Severe morning sickness
“While nausea or vomiting, usually known as “morning sickness,” is expected during the first trimester, it becomes fatal when it becomes severe and persistent,” explains Dr Sewagudde.
Nausea and vomiting during pregnancy is caused by rapidly rising blood levels of a hormone called HCG (human chorionic gonadotropin), which is released by the placenta. If left untreated it can lead to weight loss and dehydration and may require intensive treatment.
What can be done
Dr Anusic suggests talking to your doctor about health problems you have now or have had in the past when you get pregnant so that you are properly managed. “Once these conditions are managed well, there is no reason why you should not have a normal, healthy baby,” she adds. She further cautions women against delaying medical consultation whenever they spot any bleeding, feel drowsy or any unexplained pains.

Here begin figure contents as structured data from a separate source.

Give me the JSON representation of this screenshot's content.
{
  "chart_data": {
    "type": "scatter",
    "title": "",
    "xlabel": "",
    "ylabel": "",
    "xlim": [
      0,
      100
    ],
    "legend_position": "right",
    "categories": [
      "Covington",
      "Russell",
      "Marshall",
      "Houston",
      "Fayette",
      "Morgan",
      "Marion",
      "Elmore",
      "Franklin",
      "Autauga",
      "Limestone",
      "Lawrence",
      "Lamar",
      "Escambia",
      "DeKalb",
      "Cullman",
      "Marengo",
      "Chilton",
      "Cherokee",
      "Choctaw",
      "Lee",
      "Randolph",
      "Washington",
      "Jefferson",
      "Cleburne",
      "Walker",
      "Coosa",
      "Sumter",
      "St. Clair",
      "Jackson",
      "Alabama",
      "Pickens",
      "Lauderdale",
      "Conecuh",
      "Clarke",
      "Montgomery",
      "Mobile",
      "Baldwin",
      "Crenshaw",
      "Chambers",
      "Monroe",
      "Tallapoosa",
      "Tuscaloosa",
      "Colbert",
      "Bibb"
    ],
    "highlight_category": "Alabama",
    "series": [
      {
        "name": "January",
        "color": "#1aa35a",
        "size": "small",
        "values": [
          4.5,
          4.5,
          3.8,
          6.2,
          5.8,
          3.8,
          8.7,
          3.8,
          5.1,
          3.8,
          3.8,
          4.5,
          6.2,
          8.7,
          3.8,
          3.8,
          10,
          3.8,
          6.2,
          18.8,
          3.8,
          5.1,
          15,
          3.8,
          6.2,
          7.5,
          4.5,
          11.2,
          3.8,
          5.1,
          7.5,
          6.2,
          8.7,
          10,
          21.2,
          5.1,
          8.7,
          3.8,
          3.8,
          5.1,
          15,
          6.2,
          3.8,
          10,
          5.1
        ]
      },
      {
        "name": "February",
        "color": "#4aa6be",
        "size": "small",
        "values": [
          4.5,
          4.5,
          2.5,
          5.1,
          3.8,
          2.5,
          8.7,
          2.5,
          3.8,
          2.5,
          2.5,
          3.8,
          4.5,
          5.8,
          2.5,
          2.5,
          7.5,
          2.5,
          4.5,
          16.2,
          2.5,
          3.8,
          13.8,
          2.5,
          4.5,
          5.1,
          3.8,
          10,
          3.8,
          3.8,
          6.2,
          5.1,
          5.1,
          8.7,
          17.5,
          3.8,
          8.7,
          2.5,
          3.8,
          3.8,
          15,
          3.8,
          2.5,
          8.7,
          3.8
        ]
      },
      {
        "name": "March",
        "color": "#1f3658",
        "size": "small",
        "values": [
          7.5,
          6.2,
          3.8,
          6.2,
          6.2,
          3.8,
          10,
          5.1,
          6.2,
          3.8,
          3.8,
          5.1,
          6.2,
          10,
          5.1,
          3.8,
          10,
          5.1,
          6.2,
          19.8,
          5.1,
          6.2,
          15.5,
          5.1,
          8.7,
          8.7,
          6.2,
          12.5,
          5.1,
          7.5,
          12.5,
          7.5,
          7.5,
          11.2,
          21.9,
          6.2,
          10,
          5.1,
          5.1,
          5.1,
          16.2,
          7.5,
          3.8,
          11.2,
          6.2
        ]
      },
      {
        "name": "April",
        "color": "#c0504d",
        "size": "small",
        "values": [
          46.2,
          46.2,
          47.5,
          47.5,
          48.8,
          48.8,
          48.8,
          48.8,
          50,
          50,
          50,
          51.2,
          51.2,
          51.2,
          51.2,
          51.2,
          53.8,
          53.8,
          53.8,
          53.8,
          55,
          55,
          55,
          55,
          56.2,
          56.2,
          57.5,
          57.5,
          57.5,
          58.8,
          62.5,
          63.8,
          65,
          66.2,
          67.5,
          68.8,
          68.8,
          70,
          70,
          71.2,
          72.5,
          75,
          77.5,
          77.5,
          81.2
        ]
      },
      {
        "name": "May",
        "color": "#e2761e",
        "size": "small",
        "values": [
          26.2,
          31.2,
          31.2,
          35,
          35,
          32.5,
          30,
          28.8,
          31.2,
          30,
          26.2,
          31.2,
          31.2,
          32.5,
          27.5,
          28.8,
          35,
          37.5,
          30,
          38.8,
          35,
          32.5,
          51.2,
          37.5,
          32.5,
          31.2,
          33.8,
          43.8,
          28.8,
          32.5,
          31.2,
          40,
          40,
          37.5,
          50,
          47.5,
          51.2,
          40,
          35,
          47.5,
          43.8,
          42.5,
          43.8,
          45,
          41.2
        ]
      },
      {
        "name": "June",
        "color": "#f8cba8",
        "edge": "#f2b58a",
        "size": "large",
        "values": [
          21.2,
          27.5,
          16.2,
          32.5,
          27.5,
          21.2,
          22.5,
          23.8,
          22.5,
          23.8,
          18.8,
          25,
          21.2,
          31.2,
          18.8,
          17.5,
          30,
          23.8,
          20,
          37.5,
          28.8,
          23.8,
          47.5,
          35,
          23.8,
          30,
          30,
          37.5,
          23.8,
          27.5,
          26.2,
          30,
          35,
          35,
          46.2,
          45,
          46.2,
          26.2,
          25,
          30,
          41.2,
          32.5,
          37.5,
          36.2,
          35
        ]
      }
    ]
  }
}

She suggests other precautions as:
•Routine blood and urine control
•Daily salt reduction in nutrition
•Regular pressure control
•Regular ultrasound control
According to statistics from ministry of health, Uganda has a maternal mortality rate (MMR) of 343 deaths per 100,000 live births from any cause related to or aggravated by pregnancy or its management (excluding accidental or incidental causes). An alarming 16 women die daily from pregnancy related complications. This rate puts Uganda on the 37th position on rankings of countries with the highest MMR in the world. Globally, Mary Beth Powers, Save the Children’s chief of the Child Survival Campaign states that one out of seven women will face complication during pregnancy.